Gorst and Foulkes went to primary school together, were in the same class for six years of high school, worked together as school captains, and travelled to and from school on the school but each day, which Foulkes said was when they had time to discuss art.
“It was an hour each day we could discuss art and spend time having good chats about art and looking through each other’s portfolios.”
Gorst said because of this, she and Foulkes are both thrilled to share these artistic successes.
“Especially through last year we really encouraged each other with our own art, and now it’s really paid off because we’ve got these amazing results,” Gorst said.
“There’s no competition at all. It’s just really encouraging and inspiring to just see what other people are doing with their art as well and see how you can apply that to your own practise.”
Gorst’s oil on canvas “Newcastle Ocean Baths” was also shortlisted for the NGV 2023 Top Arts exhibition.
Gorst has two works in the Future Creatives exhibition: an oil on canvas painting titled “Newcastle Ocean Baths”, and her oil on paper series “Homelife”.
“The Newcastle painting reflects my personal identity in a way, because we always go up there, every year around Christmas to visit family and I’ve been swimming at those ocean baths for years… so I created a painting to represent that memory and part of my life,” she said.
“‘Homelife” is a series of three colourful oil paintings on paper that depict interior scenes.
“I was inspired by fauvism, which is an art movement of the early 20th century, in which artists favoured bold colours over representational values.
“That’s why in those paintings, they’re just full of colour, unrealistic colour because I didn’t use colour you would usually see.”
This year, Gorst said she plans to continue working on her art and is planning to add more works to her ‘Newcastle Ocean Baths’ series, and perhaps begin studying oil painting.
Foulkes also has two works now showing at the Geelong Gallery Future Creatives exhibition, a mixed medium work titled “Man’s Mirror: the inescapable madness” and a ceramic pot inspired by George Orwell’s novel 1984, titled “An ode to Orwell, after he stole my sanity”.
“The work I have in the Geelong Gallery, ‘Man’s Mirror: the inescapable madness’ is one of my best paintings to date and the one that I’m most proud of,” Foulkes said.
“What I’m sort of discussing there is as modern humans, we exist in this world where we don’t necessarily enjoy everything we see, consumerism, mining, governments, alcohol, drugs, we dislike all these things that surround us, but we can’t exist in the world without them.”
Foulkes’ work will be showing two series in the NGV 2023 Top Arts exhibition: a large colourful ceramic pot titled “a salute to hard work, hair, all thing’s natural and a possible robot apocalypse” and a pair of oxide pots in titled “shoulder to shoulder.
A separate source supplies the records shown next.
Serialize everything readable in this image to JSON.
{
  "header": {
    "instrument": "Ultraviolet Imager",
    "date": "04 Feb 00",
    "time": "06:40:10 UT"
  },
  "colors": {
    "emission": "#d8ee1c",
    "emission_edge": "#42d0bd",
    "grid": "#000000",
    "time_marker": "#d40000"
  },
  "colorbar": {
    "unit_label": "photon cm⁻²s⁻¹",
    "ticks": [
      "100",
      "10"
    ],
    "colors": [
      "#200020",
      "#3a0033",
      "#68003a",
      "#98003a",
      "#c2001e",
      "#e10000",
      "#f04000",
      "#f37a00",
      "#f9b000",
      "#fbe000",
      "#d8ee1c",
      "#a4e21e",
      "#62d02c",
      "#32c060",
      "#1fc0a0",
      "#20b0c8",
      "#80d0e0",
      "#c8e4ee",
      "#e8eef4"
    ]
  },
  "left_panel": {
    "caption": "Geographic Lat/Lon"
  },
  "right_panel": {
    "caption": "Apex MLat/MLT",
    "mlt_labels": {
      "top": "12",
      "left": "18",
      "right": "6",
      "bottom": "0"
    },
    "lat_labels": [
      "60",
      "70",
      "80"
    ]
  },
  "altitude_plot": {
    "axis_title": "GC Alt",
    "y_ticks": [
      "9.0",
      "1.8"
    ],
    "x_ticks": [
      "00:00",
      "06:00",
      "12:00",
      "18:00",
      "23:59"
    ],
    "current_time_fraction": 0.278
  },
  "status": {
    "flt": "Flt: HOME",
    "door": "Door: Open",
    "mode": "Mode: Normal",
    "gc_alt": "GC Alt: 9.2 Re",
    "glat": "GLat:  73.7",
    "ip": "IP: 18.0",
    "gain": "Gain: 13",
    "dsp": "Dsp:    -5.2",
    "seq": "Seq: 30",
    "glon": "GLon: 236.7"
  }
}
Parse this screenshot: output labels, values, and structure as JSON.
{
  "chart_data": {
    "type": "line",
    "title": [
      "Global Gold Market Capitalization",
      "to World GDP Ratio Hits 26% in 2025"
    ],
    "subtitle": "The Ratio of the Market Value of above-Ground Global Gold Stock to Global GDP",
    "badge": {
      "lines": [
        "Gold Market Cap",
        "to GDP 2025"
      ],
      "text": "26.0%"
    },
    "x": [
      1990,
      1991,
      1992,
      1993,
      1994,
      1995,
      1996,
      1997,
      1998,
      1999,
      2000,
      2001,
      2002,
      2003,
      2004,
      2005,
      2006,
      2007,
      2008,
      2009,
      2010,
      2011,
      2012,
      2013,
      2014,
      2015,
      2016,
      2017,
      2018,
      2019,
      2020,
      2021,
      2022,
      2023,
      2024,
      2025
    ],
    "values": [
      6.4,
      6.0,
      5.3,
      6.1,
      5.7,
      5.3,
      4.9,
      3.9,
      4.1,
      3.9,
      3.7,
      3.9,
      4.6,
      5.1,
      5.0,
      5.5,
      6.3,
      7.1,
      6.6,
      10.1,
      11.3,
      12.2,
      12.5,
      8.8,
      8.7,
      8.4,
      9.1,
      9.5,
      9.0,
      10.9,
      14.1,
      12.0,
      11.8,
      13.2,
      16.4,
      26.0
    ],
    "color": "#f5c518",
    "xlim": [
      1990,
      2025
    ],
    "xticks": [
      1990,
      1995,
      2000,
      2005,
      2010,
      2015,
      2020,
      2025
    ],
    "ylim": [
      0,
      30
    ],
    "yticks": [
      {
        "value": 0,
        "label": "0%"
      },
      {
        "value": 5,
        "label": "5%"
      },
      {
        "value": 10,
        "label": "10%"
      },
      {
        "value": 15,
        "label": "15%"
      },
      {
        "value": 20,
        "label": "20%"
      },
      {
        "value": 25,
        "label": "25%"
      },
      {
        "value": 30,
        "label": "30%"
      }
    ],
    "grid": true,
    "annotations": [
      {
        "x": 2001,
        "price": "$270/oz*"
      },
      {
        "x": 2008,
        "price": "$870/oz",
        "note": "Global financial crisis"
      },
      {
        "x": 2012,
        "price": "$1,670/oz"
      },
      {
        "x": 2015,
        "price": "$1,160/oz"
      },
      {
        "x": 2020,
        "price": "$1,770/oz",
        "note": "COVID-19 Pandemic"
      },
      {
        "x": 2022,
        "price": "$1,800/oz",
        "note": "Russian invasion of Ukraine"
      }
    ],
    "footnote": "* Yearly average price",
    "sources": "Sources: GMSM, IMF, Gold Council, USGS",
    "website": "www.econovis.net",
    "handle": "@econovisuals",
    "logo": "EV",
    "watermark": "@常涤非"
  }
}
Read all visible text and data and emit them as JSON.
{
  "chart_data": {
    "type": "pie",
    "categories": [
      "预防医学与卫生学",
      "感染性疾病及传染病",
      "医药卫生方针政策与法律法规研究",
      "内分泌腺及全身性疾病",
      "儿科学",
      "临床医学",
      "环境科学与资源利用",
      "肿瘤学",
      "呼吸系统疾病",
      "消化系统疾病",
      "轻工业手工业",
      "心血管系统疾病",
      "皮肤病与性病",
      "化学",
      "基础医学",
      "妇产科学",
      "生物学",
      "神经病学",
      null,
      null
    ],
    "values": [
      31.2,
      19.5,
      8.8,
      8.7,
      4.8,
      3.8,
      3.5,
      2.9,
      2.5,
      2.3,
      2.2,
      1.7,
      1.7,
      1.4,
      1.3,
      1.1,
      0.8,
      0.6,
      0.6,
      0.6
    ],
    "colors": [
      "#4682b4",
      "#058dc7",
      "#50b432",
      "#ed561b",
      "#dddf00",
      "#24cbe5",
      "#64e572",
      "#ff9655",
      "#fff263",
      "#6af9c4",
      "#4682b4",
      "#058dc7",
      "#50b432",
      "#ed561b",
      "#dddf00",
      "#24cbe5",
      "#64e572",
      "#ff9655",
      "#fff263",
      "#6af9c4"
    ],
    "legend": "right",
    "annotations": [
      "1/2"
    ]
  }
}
Skull to skull” and “cardboard box”.
Foulkes said the work was his summary of human existence on this large ceramic surface.
“Pots often tell a narrative, that’s the history of ceramics, these pots weave a narrative.
“It’s looking at what brought us here, where are were heading… in a very colourful, figurative abstract composition.
“I’m just really stoked to have both opportunities and I think it’s awesome that Geelong Gallery have output on this as well for the smaller regions.”
This year, Foulkes will begin studying painting at VCA.